This article is the second part of a two-part series on adult education in the Virgin Islands. The first part included general information on the program at the Adult Education Center and looked at the unique challenges faced by students.
Jan. 24, 2006 — The Adult Education Center, which offers General Educational Development (GED) test preparation to students who did not finish high school, does more than challenge its students. The program in many ways challenges the teachers and administrators as well — especially in motivating students who are on the verge of giving up.
"I have some students who really want to learn and want to try," said English teacher Bonnie Braga. However, other students are less interested, and Braga said one of the hardest things for her is getting the students to want to learn. The English portion of the GED has some challenging parts for students, including a reading comprehension section that sometimes includes poetry and essay writing. To teach those, Braga says, she has to be flexible, while at the same time sticking to the relevant material — a difficult balancing act.
Another challenge for teachers is helping students at different education levels.
After students register for the program, they take what is called the TABE test, or Test of Adult Basic Education. Their test score then determines their grade-equivalent, and the student is put in classes with other students with similar skill levels. For example, program administrator Dahlia Adams tries to group students at the 7th-, 8th- and 9th-grade levels together in one class.
However, Braga said, the grouping system doesn't always work perfectly.
"I have students come from all over and they come in at all different levels," Braga said.
Some students don't speak English as their primary language, either, and take English as a Second Language classes from Braga. For them and her students for whom English is their primary language, she has to teach the difference between grammatically correct "standard" English — required on the GED test — and spoken English.
Since the students are more than 16 years old, Adams said, she cannot force them to attend class. So she does as much positive reinforcement as she can. Her many years as a teacher is evident in the way she interacts with students.

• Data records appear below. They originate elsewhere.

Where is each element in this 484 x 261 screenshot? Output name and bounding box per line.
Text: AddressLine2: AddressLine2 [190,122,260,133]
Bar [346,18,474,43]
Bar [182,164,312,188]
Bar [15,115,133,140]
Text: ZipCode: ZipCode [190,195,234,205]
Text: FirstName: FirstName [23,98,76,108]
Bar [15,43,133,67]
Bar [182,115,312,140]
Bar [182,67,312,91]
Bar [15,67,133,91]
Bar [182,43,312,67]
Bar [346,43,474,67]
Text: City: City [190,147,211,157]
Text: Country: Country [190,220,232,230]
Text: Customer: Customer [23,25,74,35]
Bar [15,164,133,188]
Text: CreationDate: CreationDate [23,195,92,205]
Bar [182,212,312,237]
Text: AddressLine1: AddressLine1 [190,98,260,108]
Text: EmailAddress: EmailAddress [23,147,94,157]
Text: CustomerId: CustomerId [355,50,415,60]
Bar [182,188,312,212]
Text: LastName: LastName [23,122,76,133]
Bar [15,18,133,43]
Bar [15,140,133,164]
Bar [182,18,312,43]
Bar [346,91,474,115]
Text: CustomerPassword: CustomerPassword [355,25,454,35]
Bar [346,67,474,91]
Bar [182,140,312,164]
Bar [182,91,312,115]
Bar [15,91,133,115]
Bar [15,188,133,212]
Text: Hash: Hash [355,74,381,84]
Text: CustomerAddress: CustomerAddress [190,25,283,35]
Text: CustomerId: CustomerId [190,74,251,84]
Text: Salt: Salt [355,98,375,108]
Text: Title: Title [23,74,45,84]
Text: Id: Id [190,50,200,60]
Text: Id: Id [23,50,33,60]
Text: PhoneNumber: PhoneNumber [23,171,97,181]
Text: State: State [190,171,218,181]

Adams spent more than 15 years in the classroom as a Spanish and French teacher, first at Bertha C. Boschulte Middle School and later at Addelita Cancryn Jr. High School. She came to the center because she was looking for a new challenge and a different way to help students.
"And a challenge it has been," she said, laughing. She admitted that she misses the classroom, but said she loves her new job.
On Adams' way to the center's new library, she asked a student sitting at a picnic table in the courtyard why he wasn't at class. (He was taking a practice test.) She then asked another student where he was going as he passed through a doorway. Her tone wasn't at all accusatory — it was concerned.
Earlier that afternoon in her office, Adams said, "If I don't do what I'm supposed to do, Johnny is going to end up on the street corner, Mary's going to end up on the street corner. Those are our next burglars."
And then there's the funding issue. In response to a question about the challenges facing the center, Adams rubbed her thumb and fingers together — the universal symbol for money. The program runs primarily off of federal funds, which are limited and sometimes delayed, Adams said.
Students pay a small amount each trimester to help offset the cost of books. Daytime students pay $70 per trimester. Costs for evening students vary but are generally lower. Some funding from the V.I. Education Department helps pay salaries.
Due to the center's tight budget, Adams said it is also difficult to get the word out about opportunities offered by the center. Word-of-mouth can sometimes be her best advertising.
"That's one thing I have to do this year — get the word out," Adams said.
Last year, Adams attended a meeting at Charlotte Amalie High School with students at risk of dropping out of school, their parents, and agencies that help at-risk students, like JobCorps. She said meetings like those help.
"A couple parents came to me, and their children have eventually come here," she said.
Despite the myriad challenges, the center has a lot going for it: small classes, a family atmosphere, flexible scheduling and a lot of support. Classes at the center generally have 10 to 15 students, instead of 20 or more in some public high school classes. And for students at the center, there's less peer pressure and fewer distractions than there would be at a large high school.
"They're doing everything they can to help me," said 22-year-old student Clayton Battice. "But I have to help myself so my teachers can help me."
What Adams needs now, she said, is more community support.
"I need the community to buy into what we're doing," she said.
To some extent, the community already has started to help.
When Adams started working at the center there were only three teachers. Now there is one full-time teacher for each subject.
Adams also said the center previously had no library. Thanks to a donation last year by S. Donald Sussman, the chair of Trust Asset Management, and with assistance from Sen. Celestino A. White's office, a library is stocked with GED study books and Caribbean history and literature. The library also has a media center with two computers, a DVD player, a VCR and an overhead projector system for the teachers.
Looking forward, Adams wants to add to the library, convert an unrenovated space in the historic building into a cultural room and start a computer lab for students. She says she'll take any donations of computers, printers or money.
"Help is help, and I'm not funny about help," she said.